Abstract:Thin-cap fibroatheroma (TCFA) and plaque rupture have been recognized as the most frequent risk factor for thrombosis and acute coronary syndrome. Intravascular optical coherence tomography (IVOCT) can identify TCFA and assess cap thickness, which provides an opportunity to assess plaque vulnerability. We developed an automated method that can detect lipidous plaque and assess fibrous cap thickness in IVOCT images. This study analyzed a total of 4,360 IVOCT image frames of 77 lesions among 41 patients. To improve segmentation performance, preprocessing included lumen segmentation, pixel-shifting, and noise filtering on the raw polar (r, theta) IVOCT images.

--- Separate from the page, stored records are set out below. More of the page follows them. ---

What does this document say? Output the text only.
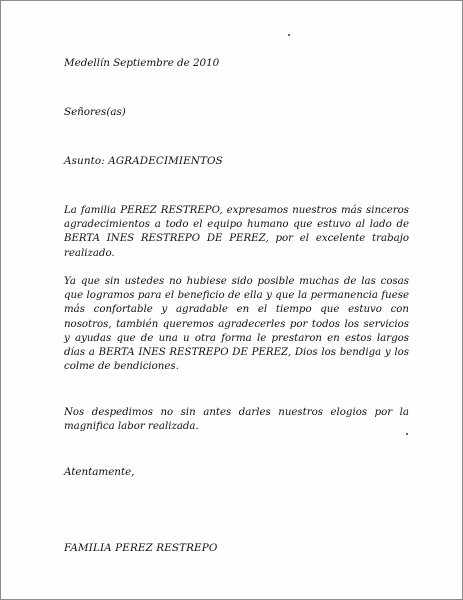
Medellín Septiembre de 2010

Señores(as)

Asunto: AGRADECIMIENTOS

La familia PEREZ RESTREPO, expresamos nuestros más sinceros agradecimientos a todo el equipo humano que estuvo al lado de BERTA INES RESTREPO DE PEREZ, por el excelente trabajo realizado.

Ya que sin ustedes no hubiese sido posible muchas de las cosas que logramos para el beneficio de ella y que la permanencia fuese más confortable y agradable en el tiempo que estuvo con nosotros, también queremos agradecerles por todos los servicios y ayudas que de una u otra forma le prestaron en estos largos días a BERTA INES RESTREPO DE PEREZ, Dios los bendiga y los colme de bendiciones.

Nos despedimos no sin antes darles nuestros elogios por la magnifica labor realizada.

Atentamente,

FAMILIA PEREZ RESTREPO
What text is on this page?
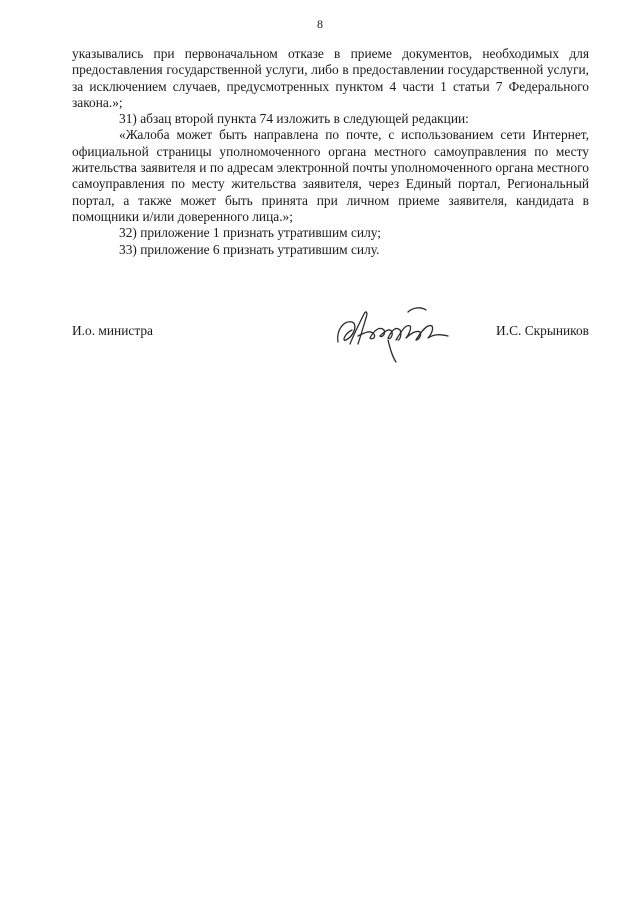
8

указывались при первоначальном отказе в приеме документов, необходимых для предоставления государственной услуги, либо в предоставлении государственной услуги, за исключением случаев, предусмотренных пунктом 4 части 1 статьи 7 Федерального закона.»;

31) абзац второй пункта 74 изложить в следующей редакции:

«Жалоба может быть направлена по почте, с использованием сети Интернет, официальной страницы уполномоченного органа местного самоуправления по месту жительства заявителя и по адресам электронной почты уполномоченного органа местного самоуправления по месту жительства заявителя, через Единый портал, Региональный портал, а также может быть принята при личном приеме заявителя, кандидата в помощники и/или доверенного лица.»;

32) приложение 1 признать утратившим силу;

33) приложение 6 признать утратившим силу.

И.о. министра	И.С. Скрыников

We used the DeepLab-v3 plus deep learning model to classify lipidous plaque pixels. After lipid detection, we automatically detected the outer border of the fibrous cap using a special dynamic programming algorithm and assessed the cap thickness. Our method provided excellent discriminability of lipid plaque with a sensitivity of 85.8% and A-line Dice coefficient of 0.837. By comparing lipid angle measurements between two analysts following editing of our automated software, we found good agreement by Bland-Altman analysis (difference 6.7+/-17 degree; mean 196 degree). Our method accurately detected the fibrous cap from the detected lipid plaque. Automated analysis required a significant modification for only 5.5% frames. Furthermore, our method showed a good agreement of fibrous cap thickness between two analysts with Bland-Altman analysis (4.2+/-14.6 micron; mean 175 micron), indicating little bias between users and good reproducibility of the measurement. We developed a fully automated method for fibrous cap quantification in IVOCT images, resulting in good agreement with determinations by analysts. The method has great potential to enable highly automated, repeatable, and comprehensive evaluations of TCFAs.